Evangile selon Saint Marc 10,46-52:
Et tandis que Jésus sortait de Jéricho avec ses disciples et une foule nombreuse, un mendiant aveugle, Bartimée, le fils de Timée, était assis au bord de la route. Apprenant que c’était Jésus de Nazareth, il se mit à crier: «Jésus, fils de David, aie pitié de moi!». Beaucoup de gens l’interpellaient vivement pour le faire taire, mais il criait de plus belle: «Fils de David, aie pitié de moi!». Jésus s’arrête et dit: «Appelez-le». On appelle donc l’aveugle, et on lui dit: «Confiance, lève-toi; il t’appelle». L’aveugle jeta son manteau, bondit et courut vers Jésus. Jésus lui dit: «Que veux-tu que je fasse pour toi?». «Rabbouni, que je voie». Et Jésus lui dit: «Va, ta foi t’a sauvé». Aussitôt l’homme se mit à voir, et il suivait Jésus sur la route.
Une rencontre inespérée
Luis CASASUS Président des Missionnaires Identès
Rome, 27 Octobre 2024 | XXXe Dimanche du Temps Ordinaire
Jr 31, 7-9; He 5, 1-6; Mc 10, 46-52
Le courage de Bartimée.
Nous ne savons pas si l’aveugle que Jésus guérit aujourd’hui dans l’Évangile était aveugle de naissance, ce qui est le cas de l’autre mendiant qu’il a guéri à Siloé (Jn 9, 1-41). Mais dans les deux cas, ils étaient tout à fait conscients que quelque chose d’important manquait dans leur vie. La capacité de voir leur aurait permis non seulement de travailler et de se déplacer librement, mais surtout d’avoir une relation authentique avec les autres.

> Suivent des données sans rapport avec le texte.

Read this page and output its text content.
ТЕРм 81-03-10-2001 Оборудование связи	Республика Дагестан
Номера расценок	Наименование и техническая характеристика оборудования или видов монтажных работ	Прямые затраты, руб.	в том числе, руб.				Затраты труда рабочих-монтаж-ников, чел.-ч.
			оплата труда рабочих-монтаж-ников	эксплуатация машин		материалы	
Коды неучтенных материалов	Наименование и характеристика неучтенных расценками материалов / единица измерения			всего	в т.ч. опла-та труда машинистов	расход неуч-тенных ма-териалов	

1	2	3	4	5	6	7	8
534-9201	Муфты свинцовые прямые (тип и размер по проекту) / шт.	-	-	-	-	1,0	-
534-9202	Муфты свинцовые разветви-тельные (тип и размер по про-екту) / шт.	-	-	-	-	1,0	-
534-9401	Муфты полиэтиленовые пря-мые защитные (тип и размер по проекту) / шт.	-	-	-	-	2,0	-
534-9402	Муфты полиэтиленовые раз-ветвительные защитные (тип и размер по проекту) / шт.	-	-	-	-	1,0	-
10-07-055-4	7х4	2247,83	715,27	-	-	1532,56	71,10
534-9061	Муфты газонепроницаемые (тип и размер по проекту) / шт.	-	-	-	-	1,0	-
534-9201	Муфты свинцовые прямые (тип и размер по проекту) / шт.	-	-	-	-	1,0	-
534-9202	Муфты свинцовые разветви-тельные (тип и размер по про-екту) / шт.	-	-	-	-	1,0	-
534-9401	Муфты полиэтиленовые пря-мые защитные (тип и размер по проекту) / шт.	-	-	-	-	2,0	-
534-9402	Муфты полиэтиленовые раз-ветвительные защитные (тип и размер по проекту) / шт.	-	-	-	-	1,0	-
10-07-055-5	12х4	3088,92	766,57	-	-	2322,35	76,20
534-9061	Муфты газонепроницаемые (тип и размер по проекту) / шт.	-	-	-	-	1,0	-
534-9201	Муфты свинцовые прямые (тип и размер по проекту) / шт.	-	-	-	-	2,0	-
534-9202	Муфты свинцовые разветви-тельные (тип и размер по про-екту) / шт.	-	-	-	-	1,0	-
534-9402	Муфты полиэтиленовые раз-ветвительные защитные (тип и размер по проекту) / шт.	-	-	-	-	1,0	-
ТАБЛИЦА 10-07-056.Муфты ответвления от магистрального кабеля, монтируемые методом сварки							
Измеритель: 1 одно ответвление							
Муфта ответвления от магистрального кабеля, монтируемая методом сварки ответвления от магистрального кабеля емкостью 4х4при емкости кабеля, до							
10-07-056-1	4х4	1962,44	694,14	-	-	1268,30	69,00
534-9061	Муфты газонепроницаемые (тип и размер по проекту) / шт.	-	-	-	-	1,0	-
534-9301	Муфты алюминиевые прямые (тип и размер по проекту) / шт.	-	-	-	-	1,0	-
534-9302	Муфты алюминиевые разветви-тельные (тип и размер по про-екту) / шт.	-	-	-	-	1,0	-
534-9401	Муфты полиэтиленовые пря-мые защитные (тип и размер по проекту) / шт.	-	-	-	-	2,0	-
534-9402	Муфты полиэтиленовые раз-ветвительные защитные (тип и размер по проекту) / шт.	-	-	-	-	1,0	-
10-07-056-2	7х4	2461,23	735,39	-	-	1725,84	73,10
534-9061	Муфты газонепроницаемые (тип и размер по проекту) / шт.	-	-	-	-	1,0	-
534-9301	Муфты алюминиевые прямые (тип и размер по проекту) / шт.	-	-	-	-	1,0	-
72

Il ne suffisait pas de recevoir quelques pièces d’un passant compatissant, mais de pouvoir partager avec quelqu’un ce qu’il y a de plus intime en nous. C’est pourquoi l’épisode d’aujourd’hui se termine ainsi : « Il recouvra la vue et le suivit sur la route. L’ancien mendiant aveugle ne s’est pas contenté de remercier Jésus ou de se souvenir de lui, mais il a profité de la rencontre avec quelqu’un qui s’intéressait à ce qu’il désirait vraiment plus que tout autre chose.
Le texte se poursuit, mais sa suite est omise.